Maritime Administration's Last Liberty Ship Reaches Greece
Flying the Greek flag, the Hellas Liberty, formerly known as the Arthur M. Huddell, has safely reached the port of Piraeus in Greece after leaving Norfolk, Virginia, on December 6, 2008.
Until July 2008, the World War II-era Huddell was the last Liberty ship in the Maritime Administration’s National Defense Reserve Fleet., and was moored in the James River Reserve Fleet site at Fort Eustis. The ship was cleaned at a Norfolk shipyard before being towed to Greece.
American shipyards built 2,751 Liberty ships during World War II, in the largest shipbuilding effort in history. Liberty ships crewed by merchant mariners carried troops and military cargo all over the world. The building and sailing of the Liberty ships, and their successors, the Victory ships, were overseen by the U.S. Maritime Commission and the War Shipping Agency, both predecessor agencies of today’s Maritime Administration. After World War II, Greek shipowners purchased many Liberty ships to build up their fleet. The Greek merchant fleet is now the largest in the world. The Hellas Liberty will be refurbished and used as a museum.

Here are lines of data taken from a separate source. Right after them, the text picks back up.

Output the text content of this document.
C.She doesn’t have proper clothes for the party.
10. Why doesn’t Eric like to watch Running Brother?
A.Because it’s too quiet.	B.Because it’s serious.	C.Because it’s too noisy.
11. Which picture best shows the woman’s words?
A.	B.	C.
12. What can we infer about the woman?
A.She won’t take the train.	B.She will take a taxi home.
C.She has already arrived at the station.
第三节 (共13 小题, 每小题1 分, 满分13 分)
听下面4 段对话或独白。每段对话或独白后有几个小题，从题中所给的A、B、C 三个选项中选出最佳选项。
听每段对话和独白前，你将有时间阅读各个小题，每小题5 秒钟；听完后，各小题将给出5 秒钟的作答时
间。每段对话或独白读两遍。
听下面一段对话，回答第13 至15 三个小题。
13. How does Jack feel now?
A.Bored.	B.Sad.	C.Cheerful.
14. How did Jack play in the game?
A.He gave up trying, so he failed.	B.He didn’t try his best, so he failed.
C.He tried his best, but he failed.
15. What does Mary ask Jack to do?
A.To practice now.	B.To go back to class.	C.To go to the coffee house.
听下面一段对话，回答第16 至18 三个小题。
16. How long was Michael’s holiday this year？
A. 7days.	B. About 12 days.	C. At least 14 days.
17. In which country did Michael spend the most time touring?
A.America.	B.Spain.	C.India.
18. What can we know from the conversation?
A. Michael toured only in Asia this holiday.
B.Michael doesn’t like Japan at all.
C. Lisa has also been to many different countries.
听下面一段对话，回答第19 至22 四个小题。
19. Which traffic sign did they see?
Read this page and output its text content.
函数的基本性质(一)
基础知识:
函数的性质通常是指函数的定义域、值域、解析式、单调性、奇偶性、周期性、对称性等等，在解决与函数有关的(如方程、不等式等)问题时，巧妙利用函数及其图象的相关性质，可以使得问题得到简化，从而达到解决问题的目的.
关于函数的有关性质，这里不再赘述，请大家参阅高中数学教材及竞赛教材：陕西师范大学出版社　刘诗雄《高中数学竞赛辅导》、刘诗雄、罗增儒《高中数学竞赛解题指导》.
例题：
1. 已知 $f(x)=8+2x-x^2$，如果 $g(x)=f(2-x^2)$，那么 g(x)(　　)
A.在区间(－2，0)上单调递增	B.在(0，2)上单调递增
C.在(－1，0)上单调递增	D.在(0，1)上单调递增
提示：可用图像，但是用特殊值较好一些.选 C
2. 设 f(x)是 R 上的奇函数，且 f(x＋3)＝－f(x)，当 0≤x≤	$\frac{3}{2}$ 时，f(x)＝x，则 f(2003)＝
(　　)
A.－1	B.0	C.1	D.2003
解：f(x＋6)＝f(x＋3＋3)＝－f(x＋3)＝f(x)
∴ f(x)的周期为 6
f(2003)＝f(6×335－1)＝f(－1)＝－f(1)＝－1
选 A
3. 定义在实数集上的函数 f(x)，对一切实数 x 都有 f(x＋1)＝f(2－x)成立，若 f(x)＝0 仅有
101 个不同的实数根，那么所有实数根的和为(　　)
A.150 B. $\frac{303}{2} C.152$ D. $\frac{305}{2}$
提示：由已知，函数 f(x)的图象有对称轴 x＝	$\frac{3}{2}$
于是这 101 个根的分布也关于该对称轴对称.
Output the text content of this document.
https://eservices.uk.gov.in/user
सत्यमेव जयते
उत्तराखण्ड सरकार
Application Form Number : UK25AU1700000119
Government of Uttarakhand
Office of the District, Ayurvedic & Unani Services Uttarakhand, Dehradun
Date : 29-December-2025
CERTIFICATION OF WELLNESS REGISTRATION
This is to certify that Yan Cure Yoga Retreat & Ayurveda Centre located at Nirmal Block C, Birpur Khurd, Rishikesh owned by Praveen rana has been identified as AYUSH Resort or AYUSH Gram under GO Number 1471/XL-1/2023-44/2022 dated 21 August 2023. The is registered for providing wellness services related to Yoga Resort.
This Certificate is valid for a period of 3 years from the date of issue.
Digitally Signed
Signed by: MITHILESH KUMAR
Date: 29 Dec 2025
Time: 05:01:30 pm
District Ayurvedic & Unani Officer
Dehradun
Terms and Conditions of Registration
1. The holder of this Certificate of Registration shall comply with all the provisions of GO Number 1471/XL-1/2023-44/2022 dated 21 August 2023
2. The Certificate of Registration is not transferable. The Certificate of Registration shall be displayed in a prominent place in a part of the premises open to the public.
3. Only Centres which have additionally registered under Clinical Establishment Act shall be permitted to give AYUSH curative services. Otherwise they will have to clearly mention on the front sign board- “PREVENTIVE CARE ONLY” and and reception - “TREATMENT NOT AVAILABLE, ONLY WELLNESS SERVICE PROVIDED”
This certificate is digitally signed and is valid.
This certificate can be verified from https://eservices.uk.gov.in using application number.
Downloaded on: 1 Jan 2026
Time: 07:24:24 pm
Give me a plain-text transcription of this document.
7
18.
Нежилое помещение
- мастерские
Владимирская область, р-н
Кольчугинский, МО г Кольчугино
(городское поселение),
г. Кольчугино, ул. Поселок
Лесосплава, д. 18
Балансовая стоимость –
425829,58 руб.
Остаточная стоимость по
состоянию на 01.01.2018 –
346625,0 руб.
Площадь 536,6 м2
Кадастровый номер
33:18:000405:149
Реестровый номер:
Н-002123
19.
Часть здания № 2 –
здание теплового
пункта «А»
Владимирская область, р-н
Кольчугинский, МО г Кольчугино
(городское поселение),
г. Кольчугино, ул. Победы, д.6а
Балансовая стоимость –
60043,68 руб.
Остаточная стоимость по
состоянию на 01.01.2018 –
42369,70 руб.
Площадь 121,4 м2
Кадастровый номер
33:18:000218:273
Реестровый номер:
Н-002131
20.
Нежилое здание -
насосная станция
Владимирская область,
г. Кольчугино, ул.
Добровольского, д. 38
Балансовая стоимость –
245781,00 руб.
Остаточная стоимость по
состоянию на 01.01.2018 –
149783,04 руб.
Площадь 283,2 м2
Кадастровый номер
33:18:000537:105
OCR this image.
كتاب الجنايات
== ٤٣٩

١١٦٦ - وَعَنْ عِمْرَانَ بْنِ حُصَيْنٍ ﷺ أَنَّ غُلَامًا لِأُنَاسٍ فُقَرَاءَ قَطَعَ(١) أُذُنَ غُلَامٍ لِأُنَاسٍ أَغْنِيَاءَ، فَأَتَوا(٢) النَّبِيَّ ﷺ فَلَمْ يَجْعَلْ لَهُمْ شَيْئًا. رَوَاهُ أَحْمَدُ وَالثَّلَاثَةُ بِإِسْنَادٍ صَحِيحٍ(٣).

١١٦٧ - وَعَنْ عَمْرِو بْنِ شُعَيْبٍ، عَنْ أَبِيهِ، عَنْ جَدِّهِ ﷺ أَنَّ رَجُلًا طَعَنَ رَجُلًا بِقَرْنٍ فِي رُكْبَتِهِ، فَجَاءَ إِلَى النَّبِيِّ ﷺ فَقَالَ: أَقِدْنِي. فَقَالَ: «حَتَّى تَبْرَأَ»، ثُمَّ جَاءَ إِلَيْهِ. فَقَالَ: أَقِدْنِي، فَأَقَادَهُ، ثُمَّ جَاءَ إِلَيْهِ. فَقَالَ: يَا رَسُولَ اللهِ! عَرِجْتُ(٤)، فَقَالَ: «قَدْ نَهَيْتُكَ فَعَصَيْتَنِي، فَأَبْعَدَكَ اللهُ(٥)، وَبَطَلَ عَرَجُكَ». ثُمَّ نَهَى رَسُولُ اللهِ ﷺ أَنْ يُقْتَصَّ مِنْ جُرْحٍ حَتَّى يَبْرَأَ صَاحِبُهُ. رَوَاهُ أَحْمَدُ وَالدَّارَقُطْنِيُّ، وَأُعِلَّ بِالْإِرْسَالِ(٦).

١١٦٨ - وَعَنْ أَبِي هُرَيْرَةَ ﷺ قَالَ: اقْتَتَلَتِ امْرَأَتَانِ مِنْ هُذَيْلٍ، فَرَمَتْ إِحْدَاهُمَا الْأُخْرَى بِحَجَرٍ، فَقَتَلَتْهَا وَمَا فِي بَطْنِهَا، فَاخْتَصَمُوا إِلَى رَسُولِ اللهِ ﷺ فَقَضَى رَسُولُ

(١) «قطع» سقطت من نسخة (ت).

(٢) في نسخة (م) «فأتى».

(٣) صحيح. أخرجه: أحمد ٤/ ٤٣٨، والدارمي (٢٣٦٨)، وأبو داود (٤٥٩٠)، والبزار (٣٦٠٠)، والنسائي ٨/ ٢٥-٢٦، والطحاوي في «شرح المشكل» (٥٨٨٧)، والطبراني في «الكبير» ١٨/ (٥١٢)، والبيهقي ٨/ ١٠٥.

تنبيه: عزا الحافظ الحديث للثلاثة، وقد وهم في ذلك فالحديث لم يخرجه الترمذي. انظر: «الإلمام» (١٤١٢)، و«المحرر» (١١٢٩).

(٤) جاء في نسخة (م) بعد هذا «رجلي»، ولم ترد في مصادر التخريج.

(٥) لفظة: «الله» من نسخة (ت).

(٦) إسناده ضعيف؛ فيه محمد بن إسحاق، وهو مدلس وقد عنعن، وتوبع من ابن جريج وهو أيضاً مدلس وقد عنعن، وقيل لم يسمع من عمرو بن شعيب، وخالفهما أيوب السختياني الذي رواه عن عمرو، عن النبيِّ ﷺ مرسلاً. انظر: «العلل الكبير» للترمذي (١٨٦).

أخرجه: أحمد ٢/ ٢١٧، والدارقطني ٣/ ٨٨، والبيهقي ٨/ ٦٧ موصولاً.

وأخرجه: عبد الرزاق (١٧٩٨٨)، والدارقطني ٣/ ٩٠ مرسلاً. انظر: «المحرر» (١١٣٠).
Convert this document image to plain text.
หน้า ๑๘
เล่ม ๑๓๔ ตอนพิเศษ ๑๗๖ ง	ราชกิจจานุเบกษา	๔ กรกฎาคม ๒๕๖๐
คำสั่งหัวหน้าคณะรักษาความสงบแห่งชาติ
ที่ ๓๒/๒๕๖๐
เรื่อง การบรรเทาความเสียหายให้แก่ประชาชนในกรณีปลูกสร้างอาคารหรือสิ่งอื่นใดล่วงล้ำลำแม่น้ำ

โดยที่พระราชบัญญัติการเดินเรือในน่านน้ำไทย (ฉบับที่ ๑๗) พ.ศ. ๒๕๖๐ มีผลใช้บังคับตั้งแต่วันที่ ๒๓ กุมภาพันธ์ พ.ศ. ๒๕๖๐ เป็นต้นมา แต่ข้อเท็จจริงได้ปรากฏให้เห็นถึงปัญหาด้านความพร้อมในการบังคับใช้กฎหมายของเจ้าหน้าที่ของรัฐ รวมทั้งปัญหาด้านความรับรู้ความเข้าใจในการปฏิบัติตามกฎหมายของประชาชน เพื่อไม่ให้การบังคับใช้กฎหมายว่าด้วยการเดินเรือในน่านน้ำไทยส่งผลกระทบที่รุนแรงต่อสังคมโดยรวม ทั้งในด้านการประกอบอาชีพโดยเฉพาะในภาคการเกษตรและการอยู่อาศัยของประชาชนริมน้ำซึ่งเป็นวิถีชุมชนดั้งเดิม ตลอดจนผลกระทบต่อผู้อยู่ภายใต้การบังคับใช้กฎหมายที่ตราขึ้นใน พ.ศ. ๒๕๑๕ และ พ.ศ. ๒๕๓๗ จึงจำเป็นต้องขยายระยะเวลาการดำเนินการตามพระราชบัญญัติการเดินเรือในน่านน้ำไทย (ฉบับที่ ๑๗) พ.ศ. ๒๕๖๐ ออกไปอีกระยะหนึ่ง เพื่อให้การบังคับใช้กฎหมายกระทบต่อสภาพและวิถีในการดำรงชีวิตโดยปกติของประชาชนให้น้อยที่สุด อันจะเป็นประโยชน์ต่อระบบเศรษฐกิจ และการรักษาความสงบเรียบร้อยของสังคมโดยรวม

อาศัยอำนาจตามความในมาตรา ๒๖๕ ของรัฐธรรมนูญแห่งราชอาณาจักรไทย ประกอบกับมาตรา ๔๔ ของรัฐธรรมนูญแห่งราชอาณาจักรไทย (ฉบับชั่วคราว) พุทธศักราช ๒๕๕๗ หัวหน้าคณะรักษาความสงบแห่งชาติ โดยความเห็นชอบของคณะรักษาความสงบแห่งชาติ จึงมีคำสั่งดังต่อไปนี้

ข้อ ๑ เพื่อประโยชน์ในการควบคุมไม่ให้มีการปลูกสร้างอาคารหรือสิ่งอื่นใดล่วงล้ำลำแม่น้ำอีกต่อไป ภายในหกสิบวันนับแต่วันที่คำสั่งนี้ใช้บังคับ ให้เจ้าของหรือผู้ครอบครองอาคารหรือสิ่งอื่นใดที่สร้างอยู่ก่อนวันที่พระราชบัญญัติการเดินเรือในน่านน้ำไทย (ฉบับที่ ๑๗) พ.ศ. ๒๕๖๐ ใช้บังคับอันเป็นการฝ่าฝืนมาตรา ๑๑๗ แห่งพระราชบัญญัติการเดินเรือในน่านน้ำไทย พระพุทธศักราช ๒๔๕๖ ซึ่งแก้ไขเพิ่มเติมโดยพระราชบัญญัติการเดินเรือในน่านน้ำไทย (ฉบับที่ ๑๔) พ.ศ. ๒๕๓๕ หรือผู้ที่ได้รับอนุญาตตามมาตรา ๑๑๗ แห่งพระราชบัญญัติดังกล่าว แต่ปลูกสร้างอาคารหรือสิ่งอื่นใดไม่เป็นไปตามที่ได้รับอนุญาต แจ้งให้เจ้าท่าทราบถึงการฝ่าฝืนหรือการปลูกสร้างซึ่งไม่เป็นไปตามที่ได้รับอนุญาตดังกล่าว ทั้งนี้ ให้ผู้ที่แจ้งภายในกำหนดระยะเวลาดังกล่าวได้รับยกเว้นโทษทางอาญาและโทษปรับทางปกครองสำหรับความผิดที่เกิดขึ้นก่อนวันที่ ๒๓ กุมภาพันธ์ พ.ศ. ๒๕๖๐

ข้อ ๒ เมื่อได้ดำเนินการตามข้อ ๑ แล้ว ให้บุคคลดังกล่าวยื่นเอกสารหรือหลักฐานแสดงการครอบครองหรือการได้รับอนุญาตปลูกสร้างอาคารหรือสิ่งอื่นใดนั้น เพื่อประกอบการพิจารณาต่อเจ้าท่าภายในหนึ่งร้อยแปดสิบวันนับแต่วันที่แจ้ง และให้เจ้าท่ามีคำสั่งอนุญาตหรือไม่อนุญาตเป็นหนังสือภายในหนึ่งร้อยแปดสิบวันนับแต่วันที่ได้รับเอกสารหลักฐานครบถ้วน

Maritime Administrator Sean T. Connaughton said, “We are extremely pleased that the vessel arrived safely in Greece. Once refurbished and opened to the public, the vessel will be a reminder to future generations of the close relationship between Greece and the United States.”
Two other Liberty ships formerly in the Maritime Administration’s National Defense Reserve Fleet, the John W. Brown and the Jeremiah O’Brien, are currently operating as museum ships. While other redesigned and repurposed Liberty ships remain in service, none remain in service in the form they had in World War II. Nonetheless, their use was once so common that the term “Liberty-size cargo”, meaning 10,000 tons, may still be heard in the shipping business.